В скором времени объявился рядом старичок в чалме, что средь турок редкость, и богатом халате. Семён решил, что оценщик. При старике – писец со свитком и чернильницей. Старичок к Семёну первому подошёл, поцокал языком, побарабанил сухими пальчиками по Семеновой груди, потом спросил, как пленника зовут и велел записать в свиток. Спросил, откуда Семён родом и кто его родители – тоже велел записать. Потом о вере спросил. Семён мотнул головой на грудь, где на снурке качался крестик, домашний ещё. Старичок и здесь остался доволен, однако крестик снял, спрятал в карман и сказал ласково:
– Теперь будешь мусульманином.
– Не буду, – ответил Семён по-турецки и добавил уже на родном языке: – Коня на водопой привести нетрудно, а ты его пить заставь, когда он сам не хочет.
Старичок на чужую речь и ухом не покосил, принялся Семёна ощупывать, как уже на двух невольничьх рынках было. Семён терпел. Смолчал, даже когда старик в причинное место полез, и оказалось, что зря смолчал. Старикашка жесткими пальцами оттянул Семёну крайнюю плоть, тут же в правой его руке невесть откуда возник медный ножичек, чуть похожий на крошечный серп, и в одно мгновение Семёнов уд лишился покрывавшей его кожи.
Семён взревел, лягаться принялся – да уж поздно. Старикашка бодро отпрыгнул, а Семёновой яростью пуще того остался доволен. Из смирного барана хорошего воина не выйдет. Лишь когда Семён пророка Магомета назвал засранцем и вонючей свиньёй, старичок погрозил пальцем и предупредил, что в следующий раз Семёна за такие слова посадят на кол.
Остальных новобранцев обрезали не скрываясь. Кто-то бился и плакал, большинство смирилось, понимая, что сила солому ломит.

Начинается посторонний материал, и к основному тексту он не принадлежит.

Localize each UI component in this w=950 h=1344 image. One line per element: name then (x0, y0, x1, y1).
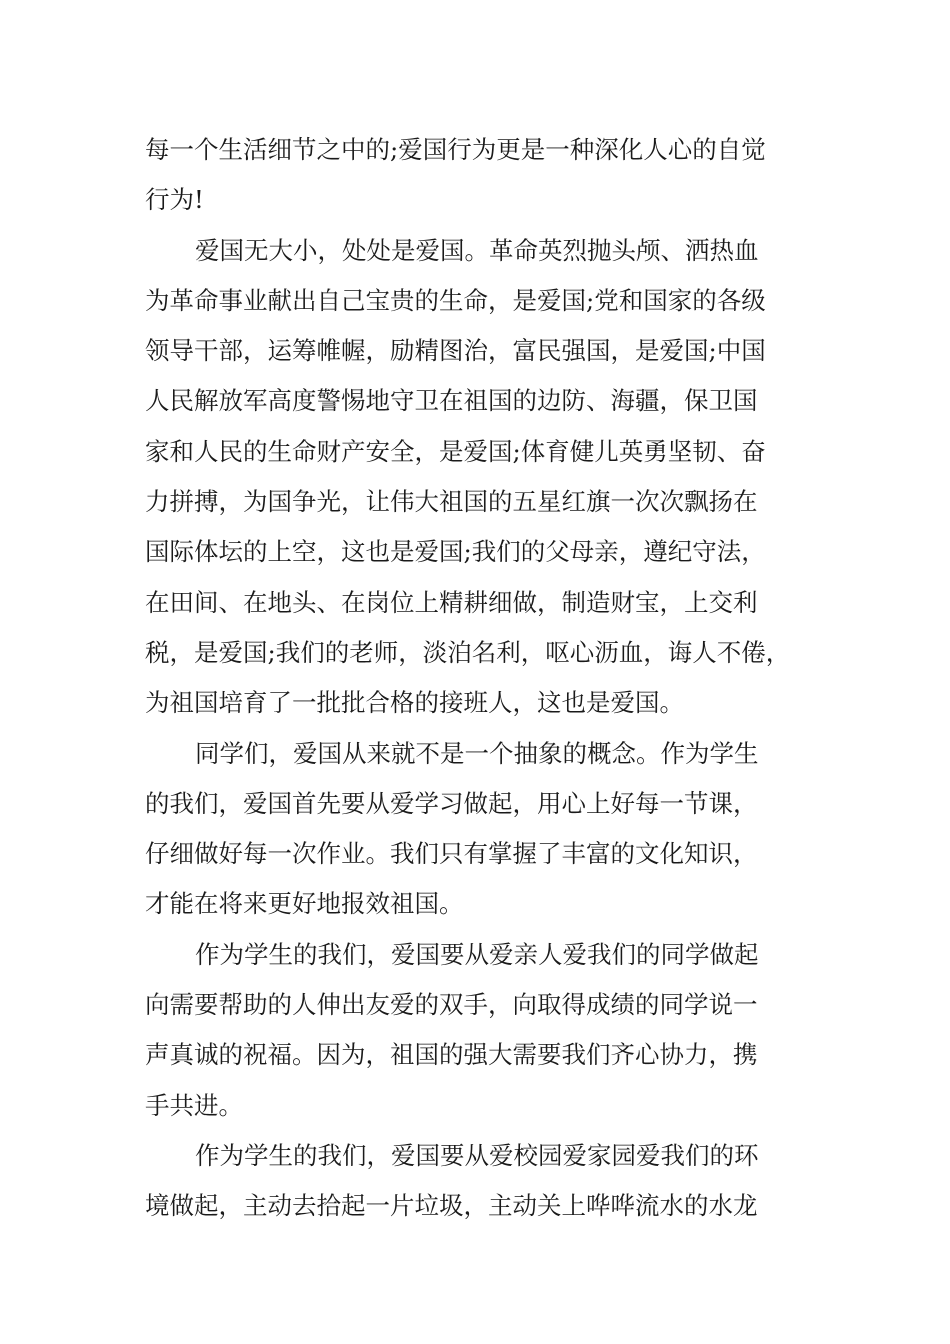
text-line: 才能在将来更好地报效祖国。 (145, 889, 464, 919)
text-line: 境做起，主动去拾起一片垃圾，主动关上哗哗流水的水龙 (145, 1191, 758, 1221)
text-line: 手共进。 (145, 1090, 243, 1120)
text-line: 声真诚的祝福。因为，祖国的强大需要我们齐心协力，携 (145, 1040, 758, 1070)
text-line: 力拼搏，为国争光，让伟大祖国的五星红旗一次次飘扬在 (145, 487, 758, 517)
paragraph-start-line: 作为学生的我们，爱国要从爱校园爱家园爱我们的环 (195, 1140, 759, 1170)
text-line: 的我们，爱国首先要从爱学习做起，用心上好每一节课， (145, 788, 758, 818)
text-line: 行为! (145, 185, 204, 215)
text-line: 领导干部，运筹帷幄，励精图治，富民强国，是爱国;中国 (145, 336, 766, 366)
text-line: 仔细做好每一次作业。我们只有掌握了丰富的文化知识， (145, 839, 758, 869)
text-line: 人民解放军高度警惕地守卫在祖国的边防、海疆，保卫国 (145, 386, 758, 416)
paragraph-start-line: 作为学生的我们，爱国要从爱亲人爱我们的同学做起 (195, 939, 759, 969)
text-line: 向需要帮助的人伸出友爱的双手，向取得成绩的同学说一 (145, 990, 758, 1020)
body-text (145, 125, 825, 1232)
paragraph-start-line: 爱国无大小，处处是爱国。革命英烈抛头颅、洒热血 (195, 235, 759, 265)
text-line: 国际体坛的上空，这也是爱国;我们的父母亲，遵纪守法， (145, 537, 766, 567)
text-line: 每一个生活细节之中的;爱国行为更是一种深化人心的自觉 (145, 135, 766, 164)
text-line: 为革命事业献出自己宝贵的生命，是爱国;党和国家的各级 (145, 285, 766, 315)
text-line: 为祖国培育了一批批合格的接班人，这也是爱国。 (145, 688, 684, 718)
paragraph-start-line: 同学们，爱国从来就不是一个抽象的概念。作为学生 (195, 738, 759, 768)
text-line: 在田间、在地头、在岗位上精耕细做，制造财宝，上交利 (145, 587, 758, 617)
text-line: 家和人民的生命财产安全，是爱国;体育健儿英勇坚韧、奋 (145, 436, 766, 466)
text-line: 税，是爱国;我们的老师，淡泊名利，呕心沥血，诲人不倦， (145, 637, 791, 667)
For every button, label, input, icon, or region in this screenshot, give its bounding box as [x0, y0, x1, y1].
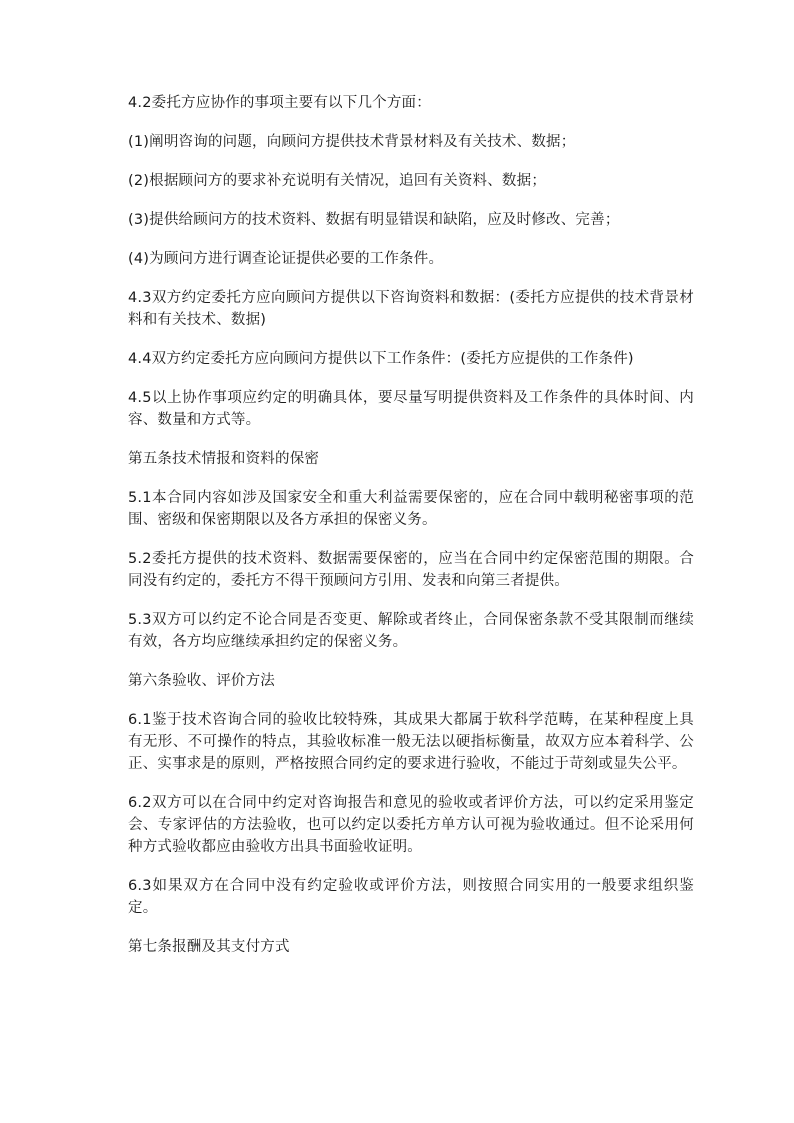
section-5-heading: 第五条技术情报和资料的保密: [128, 451, 320, 467]
clause-4-2-heading: 4.2委托方应协作的事项主要有以下几个方面：: [128, 95, 431, 111]
clause-4-4: 4.4双方约定委托方应向顾问方提供以下工作条件：(委托方应提供的工作条件): [128, 351, 634, 367]
section-7-heading: 第七条报酬及其支付方式: [128, 939, 290, 955]
clause-5-1: 5.1本合同内容如涉及国家安全和重大利益需要保密的，应在合同中载明秘密事项的范围、密级和保密期限以及各方承担的保密义务。: [128, 490, 694, 528]
clause-5-3: 5.3双方可以约定不论合同是否变更、解除或者终止，合同保密条款不受其限制而继续有效，各方均应继续承担约定的保密义务。: [128, 612, 694, 650]
document-body: [128, 92, 694, 975]
clause-4-3: 4.3双方约定委托方应向顾问方提供以下咨询资料和数据：(委托方应提供的技术背景材料和有关技术、数据): [128, 290, 694, 328]
clause-4-5: 4.5以上协作事项应约定的明确具体，要尽量写明提供资料及工作条件的具体时间、内容、数量和方式等。: [128, 390, 694, 428]
clause-6-2: 6.2双方可以在合同中约定对咨询报告和意见的验收或者评价方法，可以约定采用鉴定会、专家评估的方法验收，也可以约定以委托方单方认可视为验收通过。但不论采用何种方式验收都应由验收方出具书面验收证明。: [128, 795, 694, 855]
list-item-4: (4)为顾问方进行调查论证提供必要的工作条件。: [128, 251, 444, 267]
list-item-3: (3)提供给顾问方的技术资料、数据有明显错误和缺陷，应及时修改、完善；: [128, 212, 620, 228]
list-item-2: (2)根据顾问方的要求补充说明有关情况，追回有关资料、数据；: [128, 173, 547, 189]
clause-6-3: 6.3如果双方在合同中没有约定验收或评价方法，则按照合同实用的一般要求组织鉴定。: [128, 878, 694, 916]
section-6-heading: 第六条验收、评价方法: [128, 673, 275, 689]
clause-5-2: 5.2委托方提供的技术资料、数据需要保密的，应当在合同中约定保密范围的期限。合同没有约定的，委托方不得干预顾问方引用、发表和向第三者提供。: [128, 551, 694, 589]
list-item-1: (1)阐明咨询的问题，向顾问方提供技术背景材料及有关技术、数据；: [128, 134, 576, 150]
clause-6-1: 6.1鉴于技术咨询合同的验收比较特殊，其成果大都属于软科学范畴，在某种程度上具有无形、不可操作的特点，其验收标准一般无法以硬指标衡量，故双方应本着科学、公正、实事求是的原则，严格按照合同约定的要求进行验收，不能过于苛刻或显失公平。: [128, 712, 694, 772]
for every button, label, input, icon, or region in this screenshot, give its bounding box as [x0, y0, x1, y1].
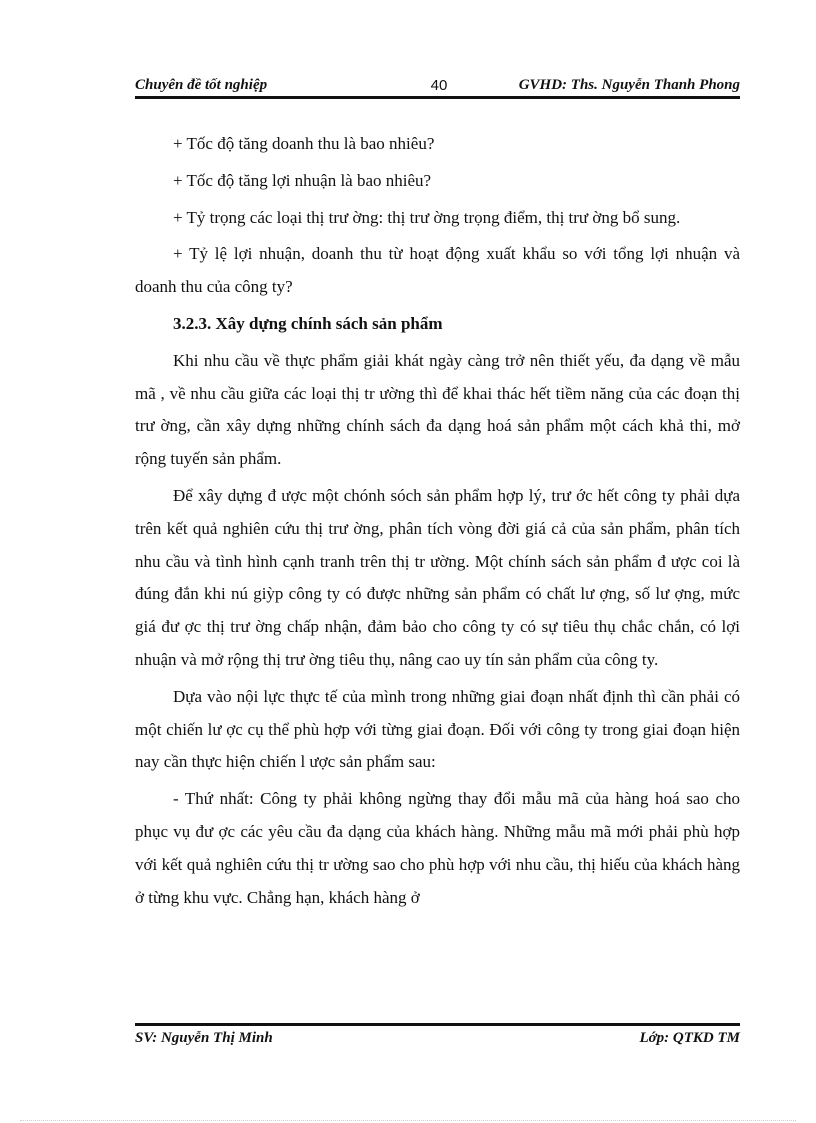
- paragraph: - Thứ nhất: Công ty phải không ngừng thay đổi mẫu mã của hàng hoá sao cho phục vụ đư ợc các yêu cầu đa dạng của khách hàng. Những mẫu mã mới phải phù hợp với kết quả nghiên cứu thị tr ường sao cho phù hợp với nhu cầu, thị hiếu của khách hàng ở từng khu vực. Chẳng hạn, khách hàng ở: [135, 789, 740, 907]
- header-title: Chuyên đề tốt nghiệp: [135, 77, 268, 93]
- document-body: [135, 128, 740, 914]
- paragraph: Để xây dựng đ ược một chónh sóch sản phẩm hợp lý, trư ớc hết công ty phải dựa trên kết quả nghiên cứu thị trư ờng, phân tích vòng đời giá cả của sản phẩm, phân tích nhu cầu và tình hình cạnh tranh trên thị tr ường. Một chính sách sản phẩm đ ược coi là đúng đắn khi nú giỳp công ty có được những sản phẩm có chất lư ợng, số lư ợng, mức giá đư ợc thị trư ờng chấp nhận, đảm bảo cho công ty có sự tiêu thụ chắc chắn, có lợi nhuận và mở rộng thị trư ờng tiêu thụ, nâng cao uy tín sản phẩm của công ty.: [135, 485, 740, 669]
- paragraph: + Tỷ lệ lợi nhuận, doanh thu từ hoạt động xuất khẩu so với tổng lợi nhuận và doanh thu của công ty?: [135, 244, 740, 297]
- paragraph: Khi nhu cầu về thực phẩm giải khát ngày càng trở nên thiết yếu, đa dạng về mẫu mã , về nhu cầu giữa các loại thị tr ường thì để khai thác hết tiềm năng của các đoạn thị trư ờng, cần xây dựng những chính sách đa dạng hoá sản phẩm một cách khả thi, mở rộng tuyến sản phẩm.: [135, 350, 740, 469]
- page-number: 40: [430, 77, 448, 94]
- paragraph: Dựa vào nội lực thực tế của mình trong những giai đoạn nhất định thì cần phải có một chiến lư ợc cụ thể phù hợp với từng giai đoạn. Đối với công ty trong giai đoạn hiện nay cần thực hiện chiến l ược sản phẩm sau:: [135, 686, 740, 772]
- paragraph: + Tốc độ tăng lợi nhuận là bao nhiêu?: [173, 170, 432, 190]
- page-edge-divider: [20, 1120, 796, 1121]
- page-header: [135, 74, 740, 96]
- section-heading: 3.2.3. Xây dựng chính sách sản phẩm: [173, 313, 443, 333]
- footer-student: SV: Nguyễn Thị Minh: [135, 1030, 273, 1046]
- footer-rule: [135, 1023, 740, 1026]
- header-rule: [135, 96, 740, 99]
- header-advisor: GVHD: Ths. Nguyễn Thanh Phong: [518, 77, 740, 93]
- page-footer: [135, 1028, 740, 1050]
- paragraph: + Tốc độ tăng doanh thu là bao nhiêu?: [173, 134, 435, 153]
- footer-class: Lớp: QTKD TM: [639, 1030, 740, 1046]
- paragraph: + Tỷ trọng các loại thị trư ờng: thị trư ờng trọng điểm, thị trư ờng bổ sung.: [173, 207, 681, 227]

Когда Семён перебесился и затих, его отвязали и, бросив вместо одежды бумазейный плат, заперли в подвале.
После такого надругательства самая жизнь поганой показалась. Кабы не грех – тут бы и умер. Как теперь быть, ежели тебя силком в чужую веру перекрестили? Не понудили даже, а попросту взяли и, не спросивши, обрезали, как скотину бессловесную холостят.
Вскоре в узилище к Семёну другой старичок спустился, но уже не из духовного звания, а из коруджи – ветеранов янычарского корпуса. Уселся напротив мечущегося на войлоке пленника и принялся поучать: как-де Семёну в жизни повезло да потрафило, какая честь несказанная быть рабом Высокой Порты. На себя указывал, твердил о каком-то очаге, сыном которого и он был, и Семён будет. Семён к тому времени вполне истомился от телесной боли и душевных невзгод, твёрдо положив в душе, что жить не станет. Самому себя порешить – грех, но и жизни такой не надо. Потому соблазнительные речи слушал спокойно, помня, что рабу господню не подобает свариться. Всё равно ведь, что бы там ни талдычил коруджи, всякая душа прилежит господу, даже если и не сумела сохранить себя в целости, попав под бесчестный нож. Потому на все уговоры Семён ответил кротко:
– Отойди, окаянный, а то зашибу, неловко будет.
По-русски сказал, но то ли старичку язык был знаком, то ли без слов понял, однако искуситель поднялся с пяток и ушёл, больше Семёна в этот день не потревожив. Семён, обернув плат вокруг больных чресел, трое дни просидел в подвале. Ни пищи, ни еды принимать не хотел, но уже к концу первого дня понял, что никто его и не собирается ни кормить, ни поить. На второй день Семён смирился с голодной смертью, просветлел духом. Пел из псалтиря: «…даждь ми тело нескверное, сердце чистое, ум бодр, разум незаблудный…» На третий день затосковал и, когда толстый турок принёс наконец-то глоток воды и пресный хлебец – фодлу, Семён мигом опростал посудину и умял хлеб. Молодая жизнь всегда своё возьмёт.